Here’s a photo of us, taken at Ad Astra 2006. You’ll note that, while I’m wearing a sparkly dress (the lovely Lesley Livingston and I both sported these outfits for a couple of hours, when we acted as auctioneers for the Sunburst Award), I’m also looking kind of unhappy. And boy, was I. My second book had been out for a year, and I’d just gotten a royalty statement back from Penguin Canada, and it showed negative sales. Yes: negative sales. Hence the unhappiness. But there was Scott—there he is, in the photo, leaning in to listen to me, and to talk to me; offering the sort of impassioned, profanity-laced, unequivocal support he had ever since we met in 2000, on the Del Rey Online Writers’ Forum where we’d posted our first sample chapters and held our breath.
The sample chapters he posted were from The Darkness That Comes Before—the book ACM reviles without having read more than its first five pages (as she admits right off the bat, in her post, and contradicts somewhere in the comments). I read the chapters, and then much of the initial draft, and then the entire final product, when it was published.
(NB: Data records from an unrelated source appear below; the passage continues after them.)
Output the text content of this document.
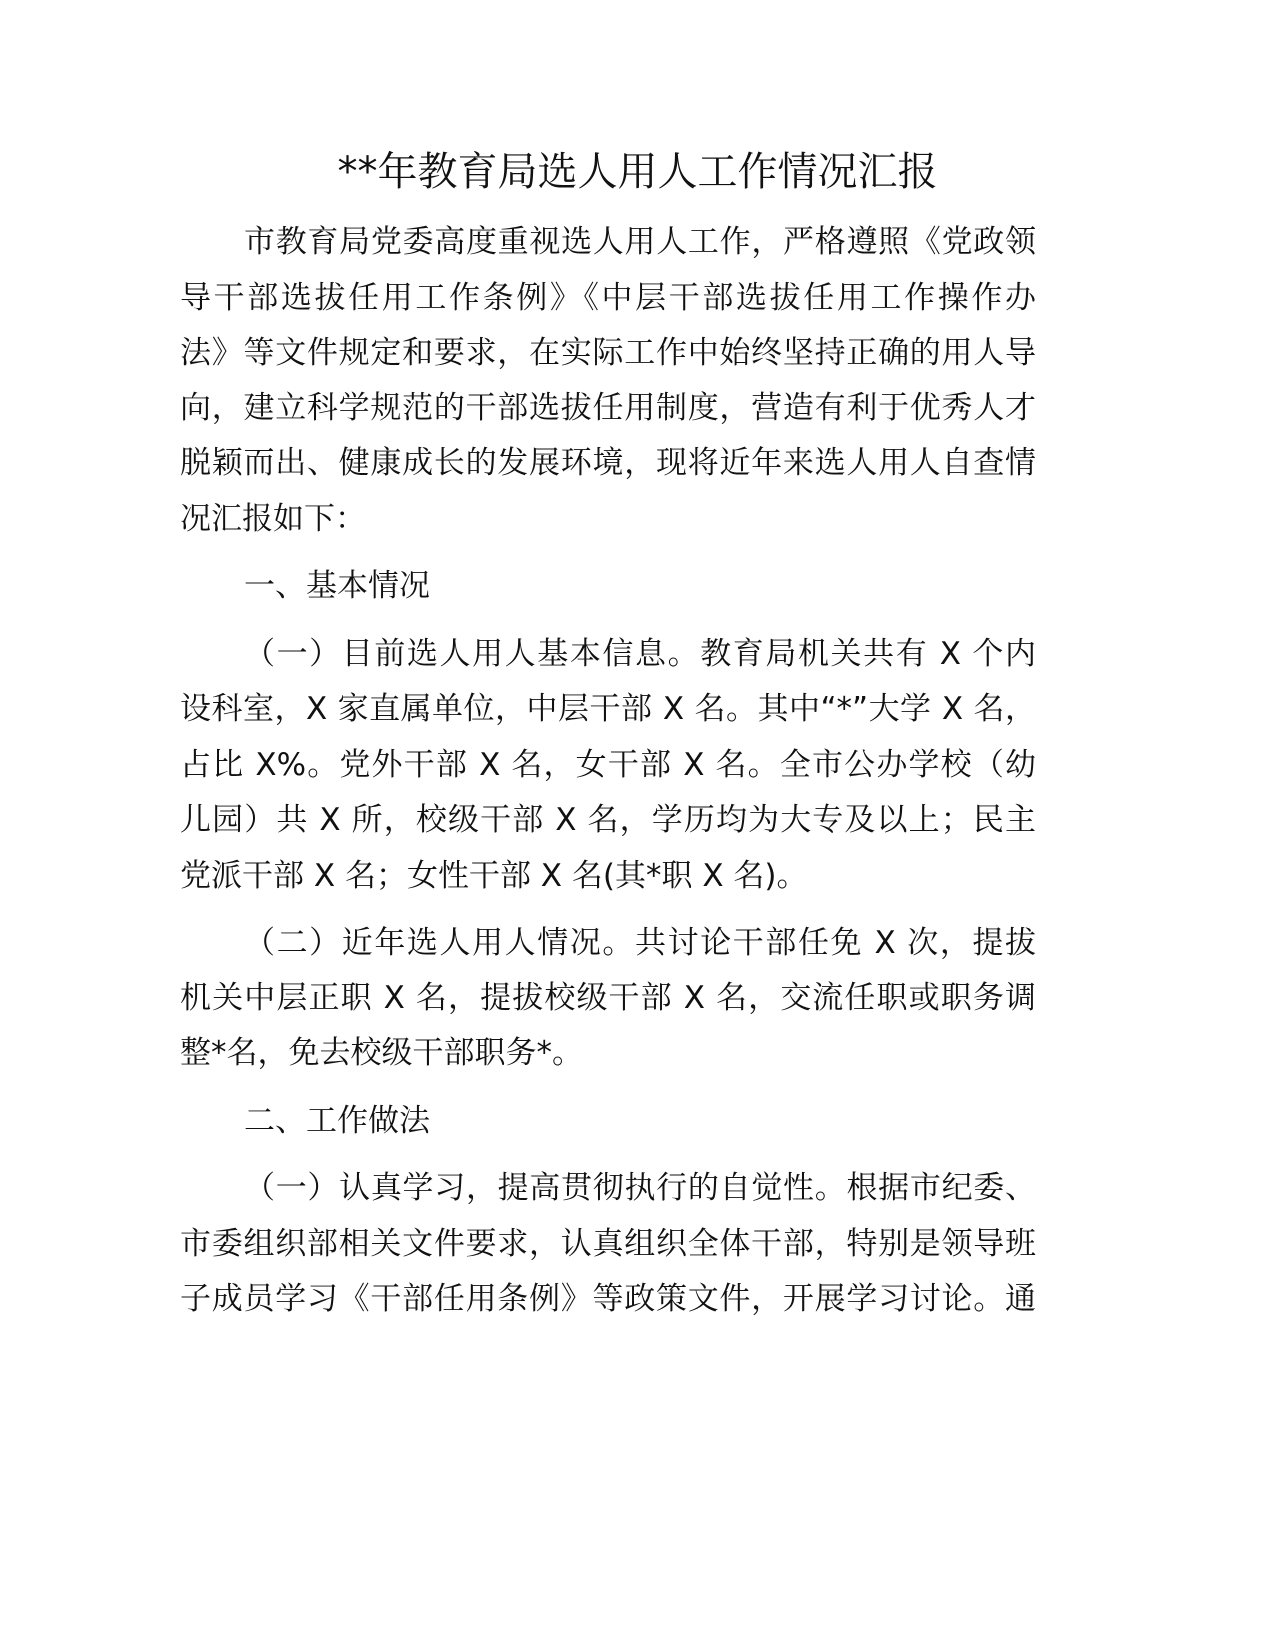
**年教育局选人用人工作情况汇报
市教育局党委高度重视选人用人工作，严格遵照《党政领
导干部选拔任用工作条例》《中层干部选拔任用工作操作办
法》等文件规定和要求，在实际工作中始终坚持正确的用人导
向，建立科学规范的干部选拔任用制度，营造有利于优秀人才
脱颖而出、健康成长的发展环境，现将近年来选人用人自查情
况汇报如下：
一、基本情况
（一）目前选人用人基本信息。教育局机关共有 X 个内
设科室，X 家直属单位，中层干部 X 名。其中“*”大学 X 名，
占比 X%。党外干部 X 名，女干部 X 名。全市公办学校（幼
儿园）共 X 所，校级干部 X 名，学历均为大专及以上；民主
党派干部 X 名；女性干部 X 名(其*职 X 名)。
（二）近年选人用人情况。共讨论干部任免 X 次，提拔
机关中层正职 X 名，提拔校级干部 X 名，交流任职或职务调
整*名，免去校级干部职务*。
二、工作做法
（一）认真学习，提高贯彻执行的自觉性。根据市纪委、
市委组织部相关文件要求，认真组织全体干部，特别是领导班
子成员学习《干部任用条例》等政策文件，开展学习讨论。通
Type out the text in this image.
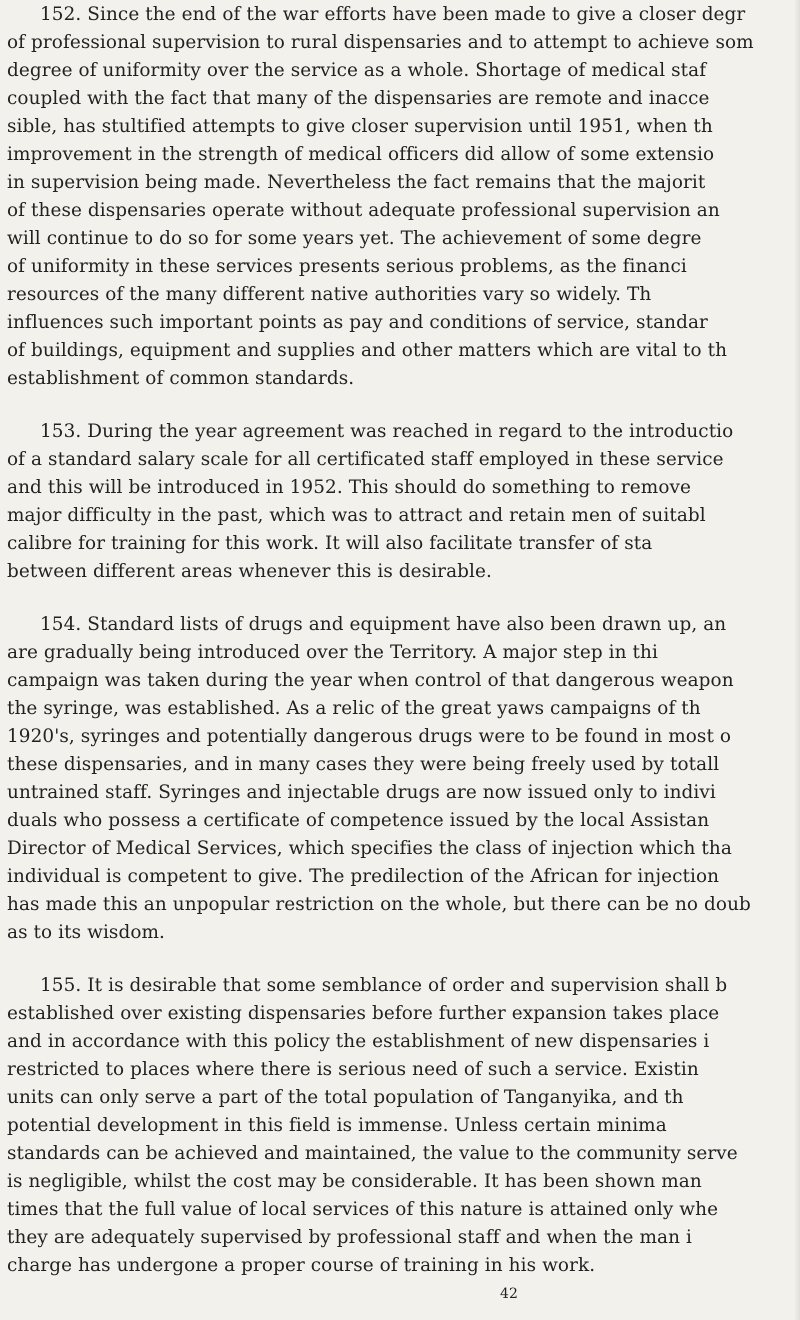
152. Since the end of the war efforts have been made to give a closer degr
of professional supervision to rural dispensaries and to attempt to achieve som
degree of uniformity over the service as a whole. Shortage of medical staf
coupled with the fact that many of the dispensaries are remote and inacce
sible, has stultified attempts to give closer supervision until 1951, when th
improvement in the strength of medical officers did allow of some extensio
in supervision being made. Nevertheless the fact remains that the majorit
of these dispensaries operate without adequate professional supervision an
will continue to do so for some years yet. The achievement of some degre
of uniformity in these services presents serious problems, as the financi
resources of the many different native authorities vary so widely. Th
influences such important points as pay and conditions of service, standar
of buildings, equipment and supplies and other matters which are vital to th
establishment of common standards.
153. During the year agreement was reached in regard to the introductio
of a standard salary scale for all certificated staff employed in these service
and this will be introduced in 1952. This should do something to remove
major difficulty in the past, which was to attract and retain men of suitabl
calibre for training for this work. It will also facilitate transfer of sta
between different areas whenever this is desirable.
154. Standard lists of drugs and equipment have also been drawn up, an
are gradually being introduced over the Territory. A major step in thi
campaign was taken during the year when control of that dangerous weapon
the syringe, was established. As a relic of the great yaws campaigns of th
1920's, syringes and potentially dangerous drugs were to be found in most o
these dispensaries, and in many cases they were being freely used by totall
untrained staff. Syringes and injectable drugs are now issued only to indivi
duals who possess a certificate of competence issued by the local Assistan
Director of Medical Services, which specifies the class of injection which tha
individual is competent to give. The predilection of the African for injection
has made this an unpopular restriction on the whole, but there can be no doub
as to its wisdom.
155. It is desirable that some semblance of order and supervision shall b
established over existing dispensaries before further expansion takes place
and in accordance with this policy the establishment of new dispensaries i
restricted to places where there is serious need of such a service. Existin
units can only serve a part of the total population of Tanganyika, and th
potential development in this field is immense. Unless certain minima
standards can be achieved and maintained, the value to the community serve
is negligible, whilst the cost may be considerable. It has been shown man
times that the full value of local services of this nature is attained only whe
they are adequately supervised by professional staff and when the man i
charge has undergone a proper course of training in his work.
42
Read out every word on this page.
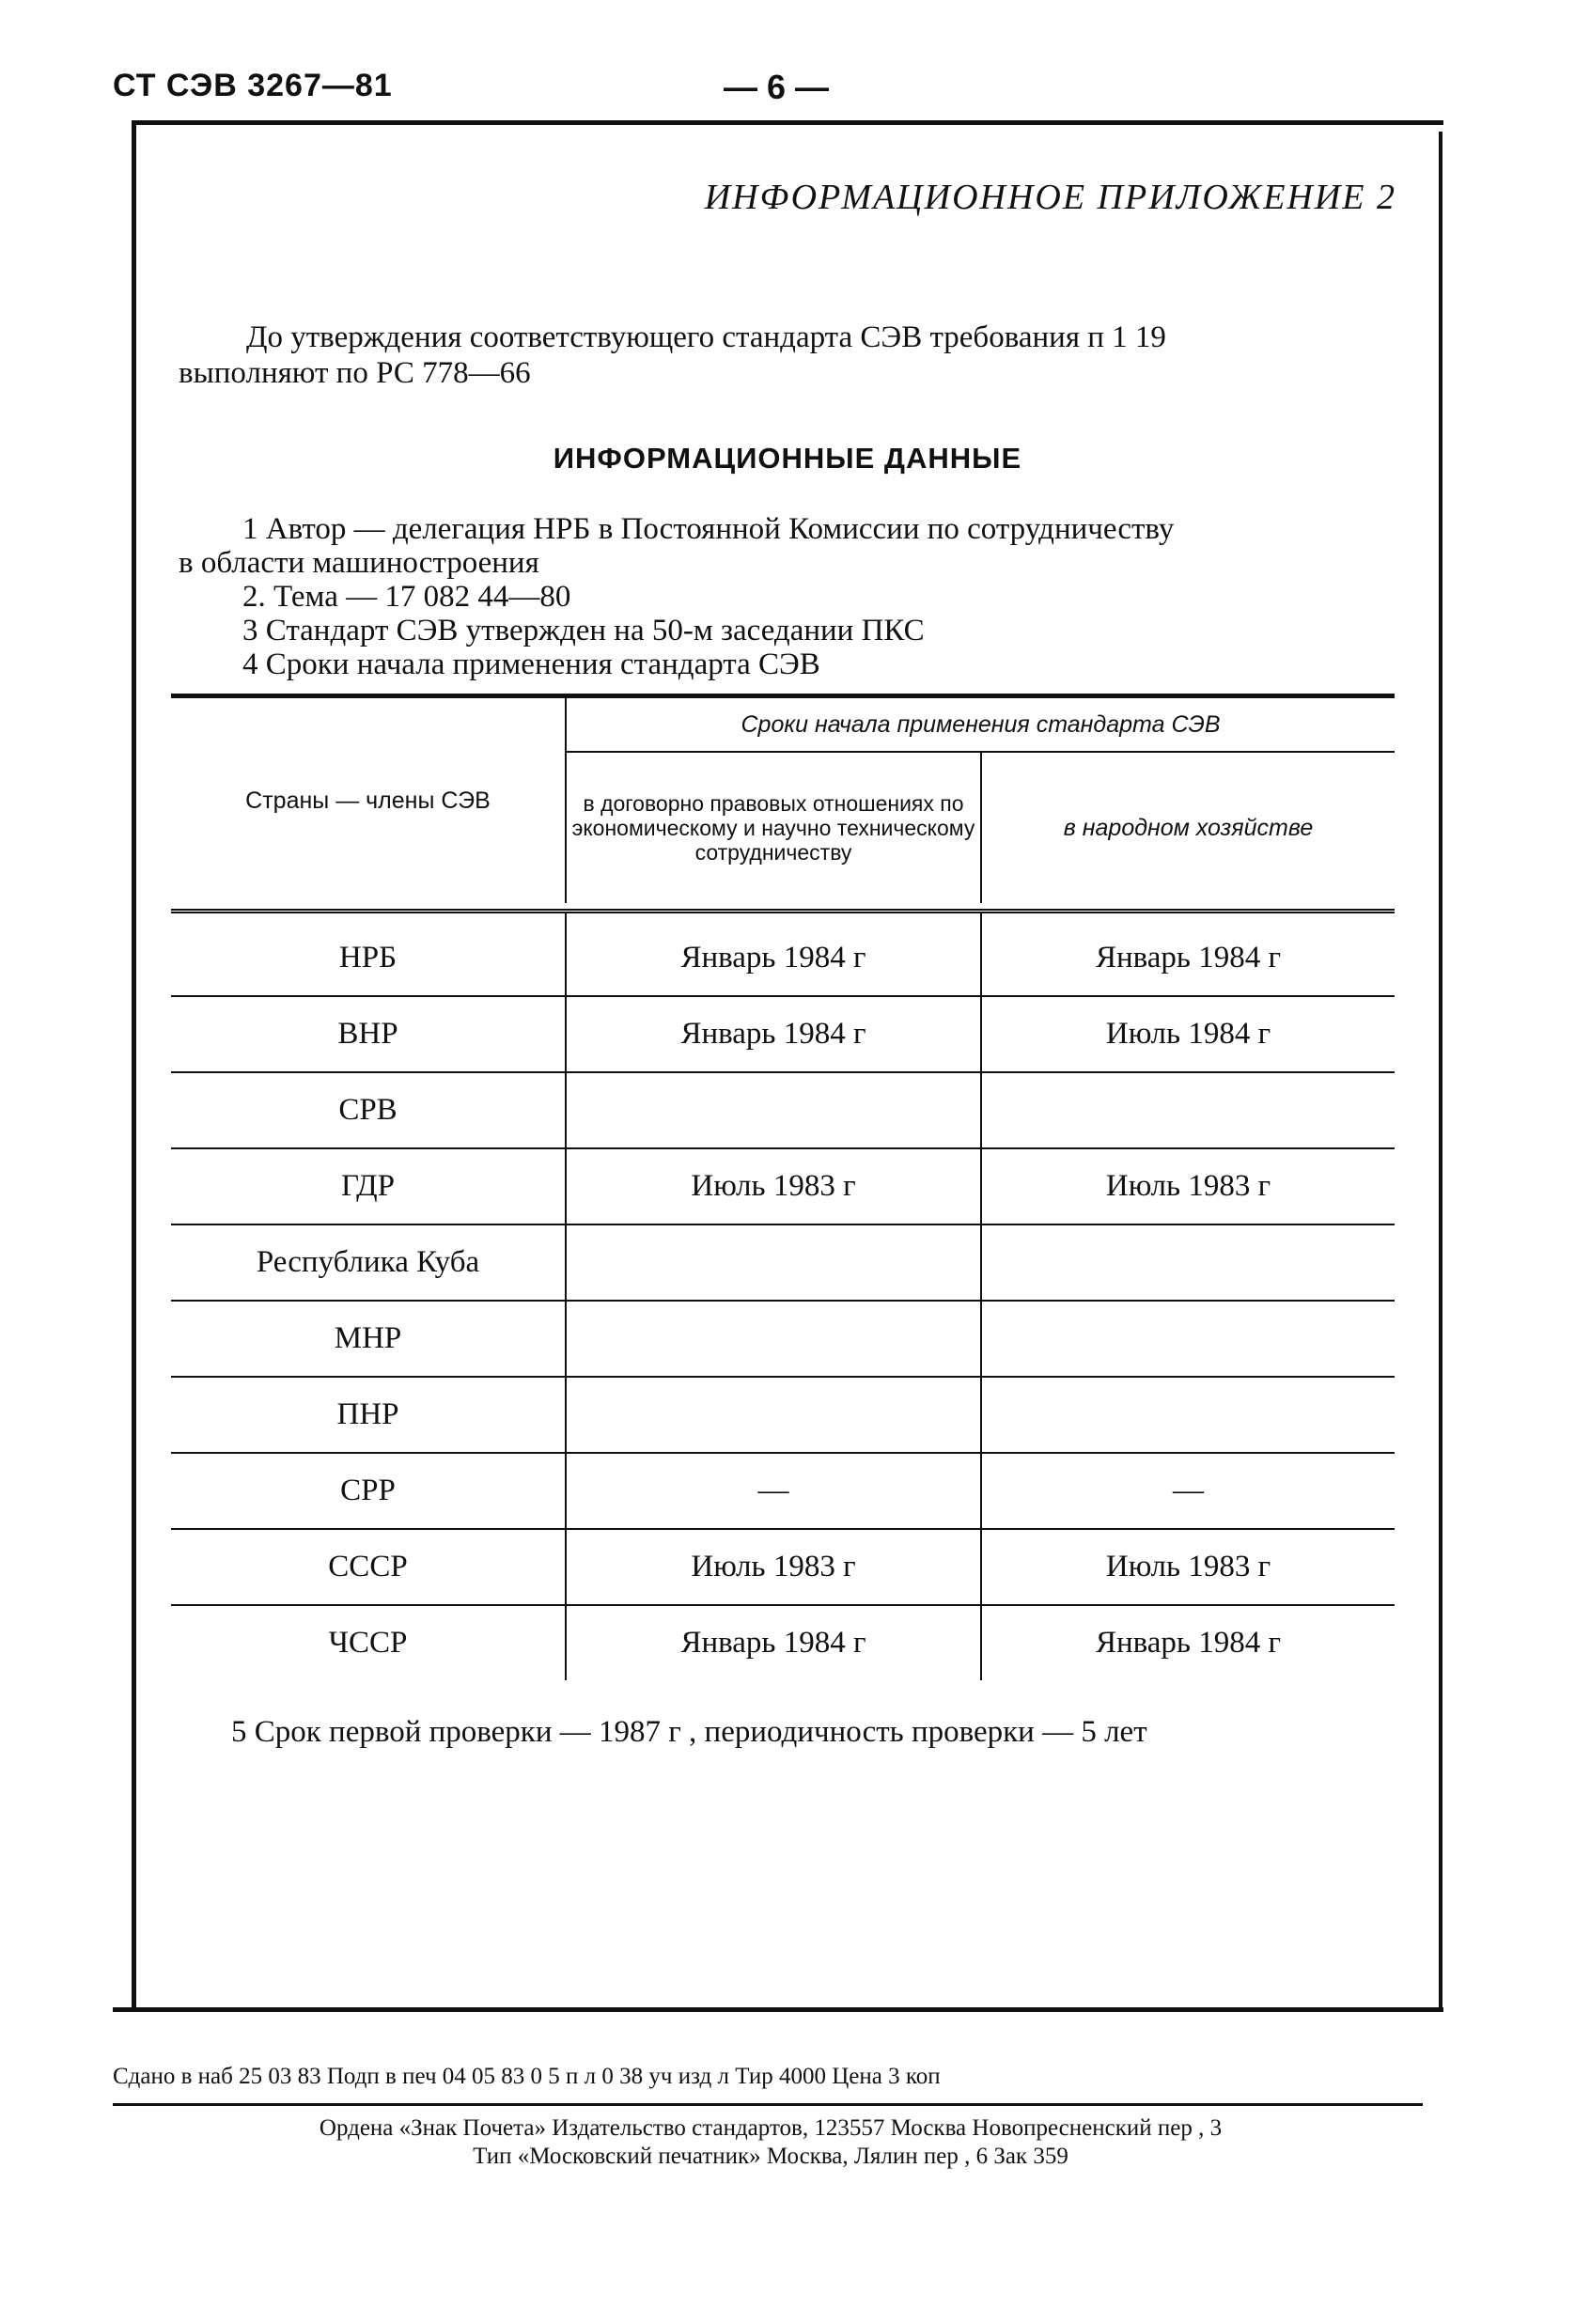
СТ СЭВ 3267—81	— 6 —
ИНФОРМАЦИОННОЕ ПРИЛОЖЕНИЕ 2
До утверждения соответствующего стандарта СЭВ требования п 1 19
выполняют по РС 778—66
ИНФОРМАЦИОННЫЕ ДАННЫЕ
1 Автор — делегация НРБ в Постоянной Комиссии по сотрудничеству
в области машиностроения
2. Тема — 17 082 44—80
3 Стандарт СЭВ утвержден на 50-м заседании ПКС
4 Сроки начала применения стандарта СЭВ
Страны — члены СЭВ	Сроки начала применения стандарта СЭВ	
	в договорно правовых отношениях по экономическому и научно техническому сотрудничеству	в народном хозяйстве

НРБ	Январь 1984 г	Январь 1984 г
ВНР	Январь 1984 г	Июль 1984 г
СРВ		
ГДР	Июль 1983 г	Июль 1983 г
Республика Куба		
МНР		
ПНР		
СРР	—	—
СССР	Июль 1983 г	Июль 1983 г
ЧССР	Январь 1984 г	Январь 1984 г
5 Срок первой проверки — 1987 г , периодичность проверки — 5 лет
Сдано в наб 25 03 83 Подп в печ 04 05 83 0 5 п л 0 38 уч изд л Тир 4000 Цена 3 коп
Ордена «Знак Почета» Издательство стандартов, 123557 Москва Новопресненский пер , 3
Тип «Московский печатник» Москва, Лялин пер , 6 Зак 359
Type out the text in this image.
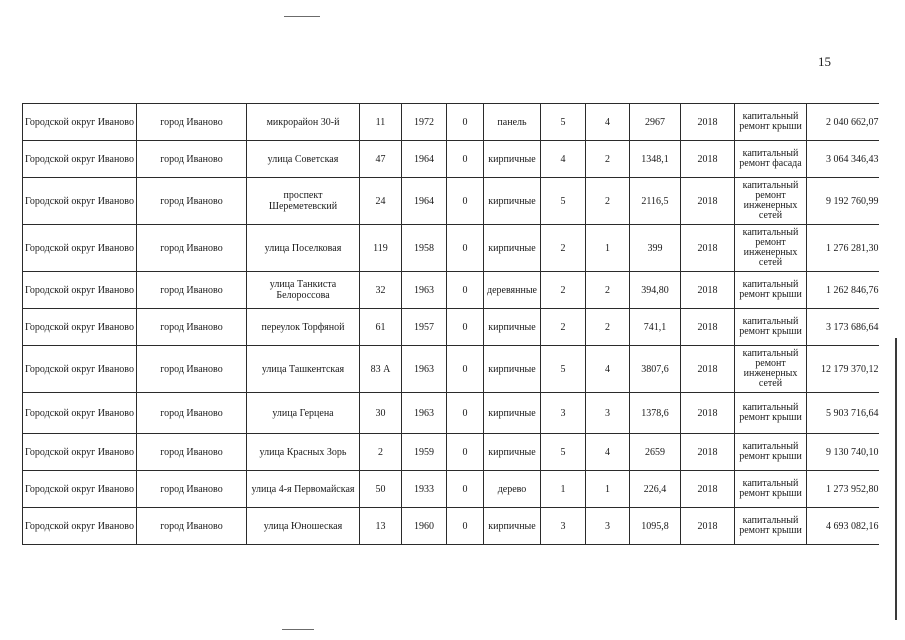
15
Городской округ Иваново	город Иваново	микрорайон 30-й	11	1972	0	панель	5	4	2967	2018	капитальный ремонт крыши	2 040 662,07
Городской округ Иваново	город Иваново	улица Советская	47	1964	0	кирпичные	4	2	1348,1	2018	капитальный ремонт фасада	3 064 346,43
Городской округ Иваново	город Иваново	проспект Шереметевский	24	1964	0	кирпичные	5	2	2116,5	2018	капитальный ремонт инженерных сетей	9 192 760,99
Городской округ Иваново	город Иваново	улица Поселковая	119	1958	0	кирпичные	2	1	399	2018	капитальный ремонт инженерных сетей	1 276 281,30
Городской округ Иваново	город Иваново	улица Танкиста Белороссова	32	1963	0	деревянные	2	2	394,80	2018	капитальный ремонт крыши	1 262 846,76
Городской округ Иваново	город Иваново	переулок Торфяной	61	1957	0	кирпичные	2	2	741,1	2018	капитальный ремонт крыши	3 173 686,64
Городской округ Иваново	город Иваново	улица Ташкентская	83 А	1963	0	кирпичные	5	4	3807,6	2018	капитальный ремонт инженерных сетей	12 179 370,12
Городской округ Иваново	город Иваново	улица Герцена	30	1963	0	кирпичные	3	3	1378,6	2018	капитальный ремонт крыши	5 903 716,64
Городской округ Иваново	город Иваново	улица Красных Зорь	2	1959	0	кирпичные	5	4	2659	2018	капитальный ремонт крыши	9 130 740,10
Городской округ Иваново	город Иваново	улица 4-я Первомайская	50	1933	0	дерево	1	1	226,4	2018	капитальный ремонт крыши	1 273 952,80
Городской округ Иваново	город Иваново	улица Юношеская	13	1960	0	кирпичные	3	3	1095,8	2018	капитальный ремонт крыши	4 693 082,16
I cringed more than once, as I read; the myriad, relentless abuses of power and people in the book are pretty hard to bear. But I never felt that Scott’s depiction of these abuses was gratuitous or self-indulgent. Partly because I know him, yes—but also because I’m pretty clear that authors don’t have to be nasty people to write about nasty things.
Authors use imagination and intellect to make things up—things they might be drawn to on aesthetic or thematic levels, but which might horrify them on an emotional one. He made up a dark, dire, grim patriarchal world in which women, men, beasts—hell, any and all life forms—are degraded. I understand readers who say, “Wow—this book isn’t my thing at all—I’m going to put it down forever.” But it’s a gargantuan leap from “I really don’t like this book” to “I really don’t like the man who wrote this book.” It’s a leap ACM makes effortlessly—because she was never actually reacting to his fiction. No: she’s made her claims about his novels, and him, based only on things he’s said in online forums and interviews and on his blog; based on the “impressions” of shadowy second-hand sources.
But why? She attacks his books without having read them. She attacks his character without having met him. There’s no reason here, and no reasons—just an inexplicably personal kind of rancour.
The rest of us who simply derive his attitudes from what he says and does online, well, we could never be magical enough to truly know him.
Magic has nothing to do with it, but luck may. And I’m grateful to be one of the lucky ones.
Hey, Scott. You do understand Nietzsche. Go Leafs. I miss you.